Accidently on Purpose

Monday, June 04, 2007

You couldn't make it up, really

Ultrasound appointment is now in, oh, 16 hours. One hour ago: large and unsavoury plug of brown mucus on routine loo trip. Now: fresh red blood and cramps. Curiously, my main emotion, at the moment, is relief - at least I am out of my uncertainty, looks like nature/my body/the Goddess has taken the D and C decision out of my hands (again), and surely a natural miscarriage at 7 w 5 d has to be less bad than one at 10 w 4 d (last time) - doesn't it?

This time tomorrow -

- I'll know for sure whether there's a live embryo on board, or not. 95%, I think not, but there is still that little flicker of hope that I can't quite give up on yet. My breasts are still tender, still no spotting at all, and coffee is still not all that appealing, but there is so very little nausea, and in other respects I feel so much the same as usual (not much increase in urination, no overwhelming fatigue, just the usual kind) that I really can't convince myself that things are as they should be. I would put a moderate sum of money on an exact repetition of last time, overall, I think.
So my main concern is how to deal with the end of all this, assuming it's about to end. Do I go for a D and C (yuck, yuck) or a home miscarriage (bloody yuck)? Do I tell Mum? the girls?

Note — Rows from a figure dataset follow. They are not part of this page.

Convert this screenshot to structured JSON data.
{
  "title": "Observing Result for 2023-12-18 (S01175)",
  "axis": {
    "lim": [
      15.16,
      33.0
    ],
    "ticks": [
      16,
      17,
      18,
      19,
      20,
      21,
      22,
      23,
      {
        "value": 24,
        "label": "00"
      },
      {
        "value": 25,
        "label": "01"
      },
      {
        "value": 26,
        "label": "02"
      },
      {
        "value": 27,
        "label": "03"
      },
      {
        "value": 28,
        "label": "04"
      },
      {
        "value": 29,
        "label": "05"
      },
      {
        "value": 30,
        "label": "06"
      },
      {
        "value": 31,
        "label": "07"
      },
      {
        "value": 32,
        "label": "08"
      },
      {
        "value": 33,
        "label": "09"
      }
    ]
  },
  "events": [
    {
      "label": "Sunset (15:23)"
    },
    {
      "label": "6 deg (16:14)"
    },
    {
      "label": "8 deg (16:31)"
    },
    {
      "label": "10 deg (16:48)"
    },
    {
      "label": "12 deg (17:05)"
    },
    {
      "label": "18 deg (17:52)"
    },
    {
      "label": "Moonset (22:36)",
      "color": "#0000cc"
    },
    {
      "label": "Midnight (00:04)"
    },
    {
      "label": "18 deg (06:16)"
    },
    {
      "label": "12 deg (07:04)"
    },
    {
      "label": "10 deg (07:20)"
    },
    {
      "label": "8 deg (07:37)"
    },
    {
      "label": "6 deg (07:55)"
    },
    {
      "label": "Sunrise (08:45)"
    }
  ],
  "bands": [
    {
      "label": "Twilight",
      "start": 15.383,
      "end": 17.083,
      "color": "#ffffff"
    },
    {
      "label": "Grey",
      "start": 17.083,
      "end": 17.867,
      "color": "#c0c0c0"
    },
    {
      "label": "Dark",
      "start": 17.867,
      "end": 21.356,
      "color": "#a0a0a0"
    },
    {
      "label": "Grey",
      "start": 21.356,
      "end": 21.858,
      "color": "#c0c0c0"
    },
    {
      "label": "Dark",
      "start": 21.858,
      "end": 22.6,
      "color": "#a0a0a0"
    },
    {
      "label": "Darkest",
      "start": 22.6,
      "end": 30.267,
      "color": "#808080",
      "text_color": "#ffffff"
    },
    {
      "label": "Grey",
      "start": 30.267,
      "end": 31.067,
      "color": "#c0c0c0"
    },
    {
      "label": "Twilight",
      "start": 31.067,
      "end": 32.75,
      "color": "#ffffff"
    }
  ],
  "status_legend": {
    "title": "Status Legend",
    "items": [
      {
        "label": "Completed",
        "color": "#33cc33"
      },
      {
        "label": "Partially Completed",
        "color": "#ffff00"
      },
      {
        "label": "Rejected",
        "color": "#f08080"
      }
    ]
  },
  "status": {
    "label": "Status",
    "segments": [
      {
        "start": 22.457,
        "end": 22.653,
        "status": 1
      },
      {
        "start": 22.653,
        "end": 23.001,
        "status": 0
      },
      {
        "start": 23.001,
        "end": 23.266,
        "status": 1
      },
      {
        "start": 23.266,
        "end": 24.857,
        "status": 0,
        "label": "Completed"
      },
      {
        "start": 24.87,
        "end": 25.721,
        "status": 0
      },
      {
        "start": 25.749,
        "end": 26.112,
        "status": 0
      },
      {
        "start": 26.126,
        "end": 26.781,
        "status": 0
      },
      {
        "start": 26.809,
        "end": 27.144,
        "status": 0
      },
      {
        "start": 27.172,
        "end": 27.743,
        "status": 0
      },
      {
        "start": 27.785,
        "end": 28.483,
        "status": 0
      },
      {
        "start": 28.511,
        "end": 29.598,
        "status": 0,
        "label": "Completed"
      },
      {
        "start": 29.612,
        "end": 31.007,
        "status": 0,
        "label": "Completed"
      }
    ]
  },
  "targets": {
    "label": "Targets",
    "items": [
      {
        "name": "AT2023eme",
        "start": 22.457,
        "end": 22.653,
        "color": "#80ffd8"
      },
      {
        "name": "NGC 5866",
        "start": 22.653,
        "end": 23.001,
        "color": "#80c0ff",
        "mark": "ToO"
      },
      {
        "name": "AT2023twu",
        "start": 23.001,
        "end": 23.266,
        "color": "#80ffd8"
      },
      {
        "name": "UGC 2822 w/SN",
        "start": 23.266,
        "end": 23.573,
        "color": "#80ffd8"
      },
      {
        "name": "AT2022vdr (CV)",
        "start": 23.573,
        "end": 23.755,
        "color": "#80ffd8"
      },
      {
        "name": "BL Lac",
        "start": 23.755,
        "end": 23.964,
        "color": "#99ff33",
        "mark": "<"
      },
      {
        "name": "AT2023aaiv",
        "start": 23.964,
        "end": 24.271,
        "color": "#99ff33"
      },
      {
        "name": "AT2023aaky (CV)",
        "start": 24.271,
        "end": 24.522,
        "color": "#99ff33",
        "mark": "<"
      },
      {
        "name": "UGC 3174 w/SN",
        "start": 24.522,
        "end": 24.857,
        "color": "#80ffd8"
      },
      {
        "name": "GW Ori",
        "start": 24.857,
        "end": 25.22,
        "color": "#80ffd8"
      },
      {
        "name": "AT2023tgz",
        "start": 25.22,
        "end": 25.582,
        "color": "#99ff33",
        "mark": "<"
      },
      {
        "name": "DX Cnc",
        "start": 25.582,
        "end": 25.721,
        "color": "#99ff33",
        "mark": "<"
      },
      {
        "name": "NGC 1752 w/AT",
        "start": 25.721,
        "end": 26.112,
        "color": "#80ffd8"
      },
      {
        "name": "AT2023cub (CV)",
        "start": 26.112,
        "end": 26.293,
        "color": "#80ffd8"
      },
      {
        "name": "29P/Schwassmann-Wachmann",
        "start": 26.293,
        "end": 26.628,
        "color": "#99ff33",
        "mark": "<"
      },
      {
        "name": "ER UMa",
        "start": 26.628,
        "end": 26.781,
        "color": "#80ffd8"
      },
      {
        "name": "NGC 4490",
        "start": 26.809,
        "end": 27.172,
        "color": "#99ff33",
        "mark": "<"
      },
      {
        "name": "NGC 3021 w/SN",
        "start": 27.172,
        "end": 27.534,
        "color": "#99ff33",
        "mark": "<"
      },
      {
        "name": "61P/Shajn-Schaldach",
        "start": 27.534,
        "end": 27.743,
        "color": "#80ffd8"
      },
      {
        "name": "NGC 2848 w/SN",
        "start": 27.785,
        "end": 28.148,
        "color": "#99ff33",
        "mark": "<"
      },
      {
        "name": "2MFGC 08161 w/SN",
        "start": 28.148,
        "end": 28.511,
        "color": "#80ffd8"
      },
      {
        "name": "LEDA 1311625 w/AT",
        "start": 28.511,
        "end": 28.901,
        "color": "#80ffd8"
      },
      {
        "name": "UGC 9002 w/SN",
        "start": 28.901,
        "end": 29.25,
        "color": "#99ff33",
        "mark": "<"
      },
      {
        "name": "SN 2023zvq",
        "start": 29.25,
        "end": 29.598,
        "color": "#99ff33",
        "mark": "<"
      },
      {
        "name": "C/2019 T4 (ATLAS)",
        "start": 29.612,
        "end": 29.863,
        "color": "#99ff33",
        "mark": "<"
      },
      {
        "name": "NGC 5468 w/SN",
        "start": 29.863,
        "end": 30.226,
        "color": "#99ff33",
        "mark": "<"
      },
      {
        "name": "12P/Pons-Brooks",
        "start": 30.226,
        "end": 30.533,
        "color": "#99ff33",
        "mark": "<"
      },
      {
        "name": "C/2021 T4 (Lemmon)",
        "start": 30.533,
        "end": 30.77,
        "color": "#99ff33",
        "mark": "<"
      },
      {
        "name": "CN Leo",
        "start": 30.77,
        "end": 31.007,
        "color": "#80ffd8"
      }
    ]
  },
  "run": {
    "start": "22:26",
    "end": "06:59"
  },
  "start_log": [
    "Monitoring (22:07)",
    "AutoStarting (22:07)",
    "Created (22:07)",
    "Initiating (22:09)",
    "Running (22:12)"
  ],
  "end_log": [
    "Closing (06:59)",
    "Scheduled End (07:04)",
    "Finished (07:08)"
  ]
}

Do I try to schedule it for sometime convenient (ish) or hope that everything works out for the best on its own?
Julia , who is currently on her 13th pregnancy with only one live child, and is at exactly the same stage as me with this pregnancy, having had her last miscarriage at the same time as I did, has been a great source of wisdom to me through all this. Not that I know her or anything, but her writing is enormously helpful, and the struggles she has been through make mine look like fleabites in comparison. She says, on her "Infertility Diaries" blog, linked from her personal blog, that her philosophy on this issue is to worry about reproductive crises conflicting with other life events when it happens, and otherwise to keep on arranging everyday life as if there were no crises to be fitted around. I can see that she is absolutely right about this. We had a very pleasant weekend, having friends round for dinner on the Saturday and seeing John's sister and her family on the Sunday, and I was able not to think about all this for - oh - hours at a time. And once all the practicalities are done, I think it will be easier for me to move on mentally than it was last year, both because I have been through it all before and because this time is the end of the path, closure on all the circular thoughts I have crawled endlessly around for the last year.
But today, with nothing much happening, and the definitive ultrasound creeping so slowly closer - today, it's hard. At least I'm cleaning the fridge.